And the all-encompassing spiritual practice for me, the one that can't possibly be reduced to a number on a list, is prayer.  I was thinking about this last night, about how much over the past fifteen years or so my life has tilted, ever so slowly, toward a constant engagement with prayer: formal prayer, intercessory prayer, communal prayer, solitary prayer, visual prayer but, most of all, an increasingly steady prayer of contemplative listening.  This one, I think, gets a post of its own in the next few days.


  1. I have really come to think that whatever practice we practice is prayer.

    I am so grateful you share your writing, learning, and photography with the larger community.

  2. contemplative listening as a form of prayer - I'm not sure I've thought of it exactly like that, although I totally get it.

    but, like purple says, so many ways and forms of prayer - because it's the intention that supports what we do - that makes it prayer...

  3. thanks for this sharing. I love your photography and when I am out looking (which is my version of that)I often think, I wish Robin could photograph this... :)

  4. Just today someone quoted a phrase of Mother Teresa--"everything begins with prayer." Thank you for sharing; you always have supported me with your heartfelt words showing grief, love, and faith.

  5. Thank you for sharing this with us. xoxo

  6. I am so with you on #2 even though I took it off my try to stay with "five things" :) it is a very important spiritual discipline and way of prayer too I think.

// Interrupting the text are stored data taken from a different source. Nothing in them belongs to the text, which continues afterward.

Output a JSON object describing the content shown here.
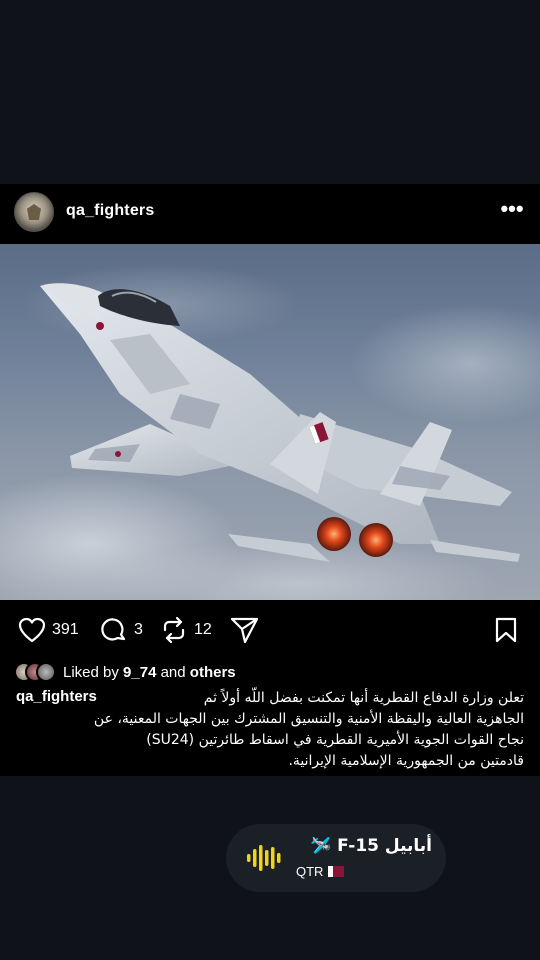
{
  "post": {
    "username": "qa_fighters",
    "more_glyph": "•••",
    "likes": "391",
    "comments": "3",
    "reposts": "12",
    "liked_by_prefix": "Liked by ",
    "liked_by_user": "9_74",
    "liked_by_and": " and ",
    "liked_by_others": "others",
    "caption_user": "qa_fighters",
    "caption": "تعلن وزارة الدفاع القطرية أنها تمكنت بفضل اللّه أولاً ثم\nالجاهزية العالية واليقظة الأمنية والتنسيق المشترك بين الجهات المعنية، عن\nنجاح القوات الجوية الأميرية القطرية في اسقاط طائرتين (SU24)\nقادمتين من الجمهورية الإسلامية الإيرانية."
  },
  "music": {
    "title": "أبابيل F-15 🛩️",
    "artist": "QTR"
  },
  "colors": {
    "background": "#0f1319",
    "post_background": "#000000",
    "jet_gray": "#c9cfd6",
    "qatar_maroon": "#8a1538"
  }
}
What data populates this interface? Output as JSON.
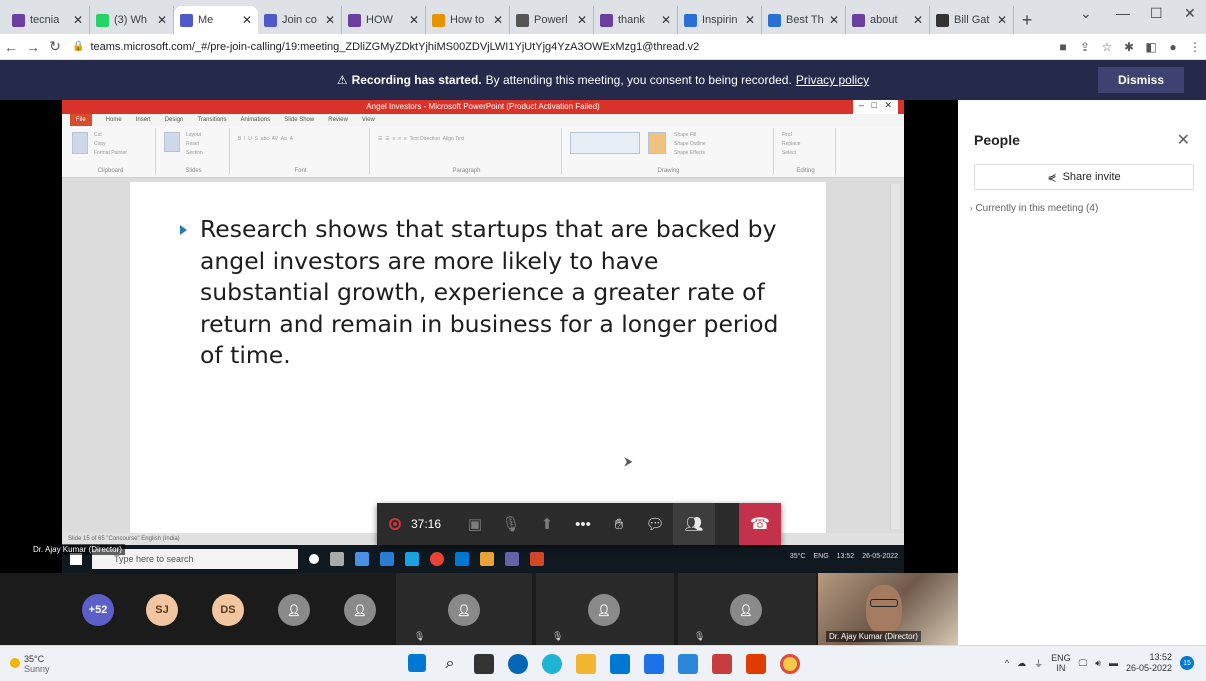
{
  "browser": {
    "tabs": [
      {
        "label": "tecnia",
        "color": "#6b3fa0"
      },
      {
        "label": "(3) Wh",
        "color": "#25d366"
      },
      {
        "label": "Me",
        "color": "#5059c9",
        "active": true
      },
      {
        "label": "Join co",
        "color": "#5059c9"
      },
      {
        "label": "HOW",
        "color": "#6b3fa0"
      },
      {
        "label": "How to",
        "color": "#e69500"
      },
      {
        "label": "Powerl",
        "color": "#555555"
      },
      {
        "label": "thank",
        "color": "#6b3fa0"
      },
      {
        "label": "Inspirin",
        "color": "#2a6fd6"
      },
      {
        "label": "Best Th",
        "color": "#2a6fd6"
      },
      {
        "label": "about",
        "color": "#6b3fa0"
      },
      {
        "label": "Bill Gat",
        "color": "#333333"
      }
    ],
    "new_tab": "+",
    "url": "teams.microsoft.com/_#/pre-join-calling/19:meeting_ZDliZGMyZDktYjhiMS00ZDVjLWI1YjUtYjg4YzA3OWExMzg1@thread.v2"
  },
  "banner": {
    "bold": "Recording has started.",
    "text": "By attending this meeting, you consent to being recorded.",
    "link": "Privacy policy",
    "dismiss": "Dismiss"
  },
  "ppt": {
    "window_title": "Angel Investors - Microsoft PowerPoint (Product Activation Failed)",
    "ribbon_tabs": [
      "File",
      "Home",
      "Insert",
      "Design",
      "Transitions",
      "Animations",
      "Slide Show",
      "Review",
      "View"
    ],
    "ribbon_groups": [
      "Clipboard",
      "Slides",
      "Font",
      "Paragraph",
      "Drawing",
      "Editing"
    ],
    "slide_text": "Research shows that startups that are backed by angel investors are more likely to have substantial growth, experience a greater rate of return and remain in business for a longer period of time.",
    "status": "Slide 15 of 65    \"Concourse\"    English (India)",
    "taskbar_search": "Type here to search",
    "tray": [
      "35°C",
      "ENG",
      "13:52",
      "26-05-2022"
    ]
  },
  "presenter": "Dr. Ajay Kumar (Director)",
  "controls": {
    "timer": "37:16"
  },
  "participants": {
    "overflow": "+52",
    "initials": [
      {
        "text": "SJ",
        "color": "#f2c6a0"
      },
      {
        "text": "DS",
        "color": "#f2c6a0"
      }
    ]
  },
  "video_name": "Dr. Ajay Kumar (Director)",
  "people": {
    "title": "People",
    "share": "Share invite",
    "in_meeting": "Currently in this meeting (4)"
  },
  "taskbar": {
    "temp": "35°C",
    "condition": "Sunny",
    "lang1": "ENG",
    "lang2": "IN",
    "time": "13:52",
    "date": "26-05-2022",
    "notifications": "15"
  }
}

  7. The idea of photography as a spiritual discipline and "visual prayer" are new for me, but I absolutely love them! Thank you!

  8. I love his books! This one was a real eye-opener for me, many years ago when I needed my eyes opened!

    1. Centering Prayer.... smaller increments of time (5-8 minutes) more often through the day (7-8 times a day). I find I stay much more grounded and centered in my heart, and in God, and I also feel like I have much more than 24 hours in a day.

    2. LOH - reading it three times a day with my husband. It has become a true cornerstone of the day/night.

    3. Gratitude List - each night, 5 things I was grateful for that day. Can be anything but it has to be something that I was not involved in achieving. Totally opens up the reality of God operating in my life.

    4. Intercessory prayer - I have a book that I carry with me, and it is filled with the names and requests for prayer that I receive. I try to spend time each day holding these people and prayers in my mind and heart. I feel like I am in community with them .... and that we are all in the Community of Saints.

    5. Journaling/Writing - I'm more sporadic at this than I wish I was. But I find it an amazing and direct way to my connection with God. It is prayer.... spiritual writing, not creative writing or the old kind of journaling where I was complaining about everyone in my life. :)

    Thanks Robin - I wish I had some talent with the camera, your photos are wonderful openings into prayer and meditation for me!


  9. reading has plummeted on my list, drumming has increased. hope to get to that blog post today.